Penjelajahan kami melebar. Dari atap bumi, menyelam ke lembah peradaban. Lensa kami tak berhenti fokus pada berbagai kenyataan. Bahkan semakin tajam. Lihatlah, apa yang Orlan kerjakan di tengah Kali Brantas. Nampaknya, ia hendak lompat ke bibir sungai. Di atasnya, air bergulung-gulung liar. Bergelombang, meluncuri batu berundak, lalu terjun melibas tebing curam Dam Kadalpang. Air yang menghunjam pada permukaan kali itu pecah, semburat menjadi serpihan kabut. Orlan pasang kuda-kuda di lereng kali. Firasatku buruk. Ia ingin menerjangi arus liar, menuju pulau delta yang membelah kali itu.
“Sinting!”
Aku lari, hendak menahan tangannya. Tapi terlambat! Ia nekat menerjuni gelombang liar itu.
Byuur!
Kepalanya timbul-tenggelam di permukaan air. Tubuhnya tergulung-gulung pusaran. Sekuat tenaga, ia berenang melawan arus. Seakan mengapung. Seakan diam tanpa pergerakan. Namun, tak lama ia kelelahan, perlahan tubuhnyapun mulai terseret. Kulemparkan beban yang menggantungi pundakku. Aku lari. Tengok kanan-kiri. Di dekat bibir sungai, tergeletak debog pisang. Kuseret, kulemparkan diri bersamanya. Aku mengambang, terseret deras arus. Susah payah aku menjeremba, dan akhirnya, berhasil kucengkeram pergelangan Orlan!
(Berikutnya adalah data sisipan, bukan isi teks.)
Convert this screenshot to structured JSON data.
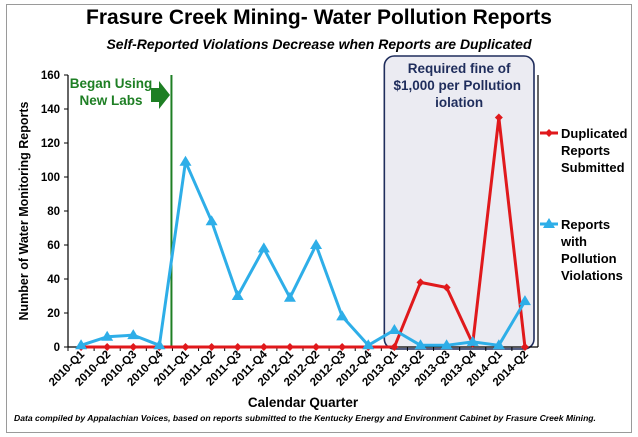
{
  "title": "Frasure Creek Mining- Water Pollution Reports",
  "subtitle": "Self-Reported Violations Decrease when Reports are Duplicated",
  "footnote": "Data compiled by Appalachian Voices, based on reports submitted to the Kentucky Energy and Environment Cabinet by Frasure Creek Mining.",
  "chart_data": {
    "type": "line",
    "xlabel": "Calendar Quarter",
    "ylabel": "Number of Water Monitoring Reports",
    "ylim": [
      0,
      160
    ],
    "yticks": [
      0,
      20,
      40,
      60,
      80,
      100,
      120,
      140,
      160
    ],
    "categories": [
      "2010-Q1",
      "2010-Q2",
      "2010-Q3",
      "2010-Q4",
      "2011-Q1",
      "2011-Q2",
      "2011-Q3",
      "2011-Q4",
      "2012-Q1",
      "2012-Q2",
      "2012-Q3",
      "2012-Q4",
      "2013-Q1",
      "2013-Q2",
      "2013-Q3",
      "2013-Q4",
      "2014-Q1",
      "2014-Q2"
    ],
    "grid": false,
    "legend": "right",
    "series": [
      {
        "name": "Duplicated Reports Submitted",
        "color": "#e0191c",
        "marker": "diamond",
        "values": [
          0,
          0,
          0,
          0,
          0,
          0,
          0,
          0,
          0,
          0,
          0,
          0,
          0,
          38,
          35,
          2,
          135,
          0
        ]
      },
      {
        "name": "Reports with Pollution Violations",
        "color": "#2eaee8",
        "marker": "triangle",
        "values": [
          1,
          6,
          7,
          1,
          109,
          74,
          30,
          58,
          29,
          60,
          18,
          1,
          10,
          1,
          1,
          3,
          1,
          27
        ]
      }
    ],
    "annotations": {
      "labs_line_label": "Began Using New Labs",
      "labs_line_category": "2011-Q1",
      "fine_box_label": "Required fine of $1,000 per Pollution Violation",
      "fine_box_range": [
        "2013-Q1",
        "2014-Q2"
      ]
    },
    "colors": {
      "labs_line": "#1e7f24",
      "fine_box_border": "#1f2d5c",
      "fine_box_fill": "#ebebf2",
      "labs_text": "#1e7f24"
    }
  }
}
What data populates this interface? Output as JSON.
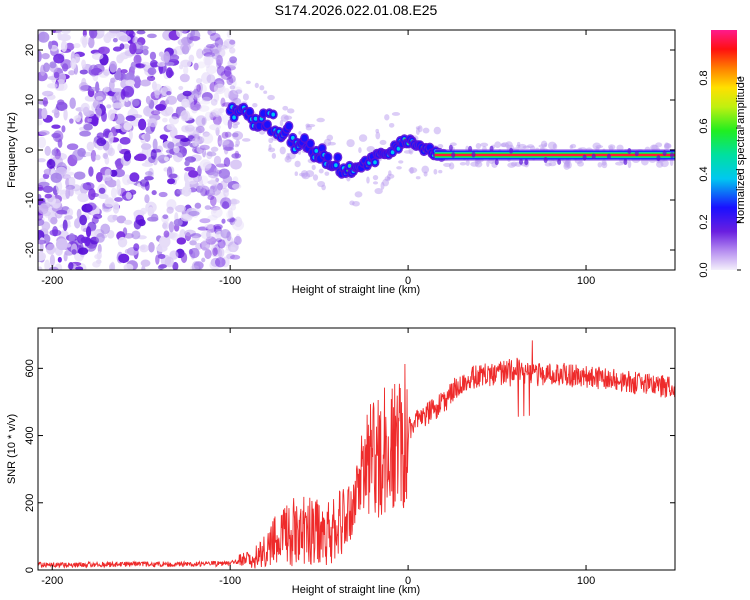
{
  "chart_data": [
    {
      "type": "heatmap",
      "title": "S174.2026.022.01.08.E25",
      "xlabel": "Height of straight line (km)",
      "ylabel": "Frequency (Hz)",
      "xlim": [
        -208,
        150
      ],
      "ylim": [
        -24,
        24
      ],
      "xticks": [
        -200,
        -100,
        0,
        100
      ],
      "xtick_labels": [
        "-200",
        "-100",
        "0",
        "100"
      ],
      "yticks": [
        20,
        10,
        0,
        -10,
        -20
      ],
      "ytick_labels": [
        "20",
        "10",
        "0",
        "-10",
        "-20"
      ],
      "colorbar": {
        "label": "Normalized spectral amplitude",
        "range": [
          0,
          1
        ],
        "ticks": [
          0.0,
          0.2,
          0.4,
          0.6,
          0.8
        ],
        "tick_labels": [
          "0.0",
          "0.2",
          "0.4",
          "0.6",
          "0.8"
        ],
        "colormap": "rainbow (violet-blue-cyan-green-yellow-orange-red-magenta)"
      },
      "ridge": {
        "description": "noise region below -95 km; bright ridge descending from ~8 Hz at -100 km to ~-5 Hz at -35 km, rising to ~2 Hz near 0 km, then flat at about -1 Hz to 150 km",
        "x": [
          -100,
          -90,
          -80,
          -70,
          -60,
          -50,
          -40,
          -35,
          -25,
          -15,
          -5,
          0,
          5,
          10,
          20,
          40,
          60,
          100,
          150
        ],
        "y": [
          8,
          7,
          6,
          4,
          1,
          0,
          -3,
          -5,
          -3,
          -1,
          1,
          2,
          1,
          0,
          -1,
          -1,
          -1,
          -1,
          -1
        ]
      }
    },
    {
      "type": "line",
      "xlabel": "Height of straight line (km)",
      "ylabel": "SNR (10 * v/v)",
      "xlim": [
        -208,
        150
      ],
      "ylim": [
        0,
        720
      ],
      "xticks": [
        -200,
        -100,
        0,
        100
      ],
      "xtick_labels": [
        "-200",
        "-100",
        "0",
        "100"
      ],
      "yticks": [
        0,
        200,
        400,
        600
      ],
      "ytick_labels": [
        "0",
        "200",
        "400",
        "600"
      ],
      "color": "#ee2a2a",
      "envelope": {
        "x": [
          -208,
          -120,
          -100,
          -90,
          -80,
          -70,
          -50,
          -40,
          -35,
          -25,
          -20,
          -10,
          0,
          10,
          20,
          30,
          40,
          50,
          60,
          70,
          80,
          100,
          120,
          150
        ],
        "y": [
          15,
          18,
          20,
          30,
          60,
          110,
          120,
          120,
          140,
          280,
          330,
          360,
          420,
          460,
          500,
          560,
          580,
          580,
          600,
          580,
          585,
          575,
          560,
          545
        ]
      }
    }
  ]
}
“Lawan, Lan! Lawan terus!” pekikku sekuat tenaga. Tapi, suaraku terlumat seluruhnya oleh gejolak deburan air terjun.
“JRRRRSSSSSS .…”
Kaki kami mendayung-dayung, beradu dengan arus, hendak menepi. Tapi, arus malah menyeret kami ke tengah pulau delta. Mendekati padas yang licin, kuhempaskan debog pisang. Aku menggerapai-gerapai dinding cadas. Jari tanganku tersangkut, mencengkram ujung tonjolan cadas. Tubuh kami berkibar-kibar di atas permukaan air.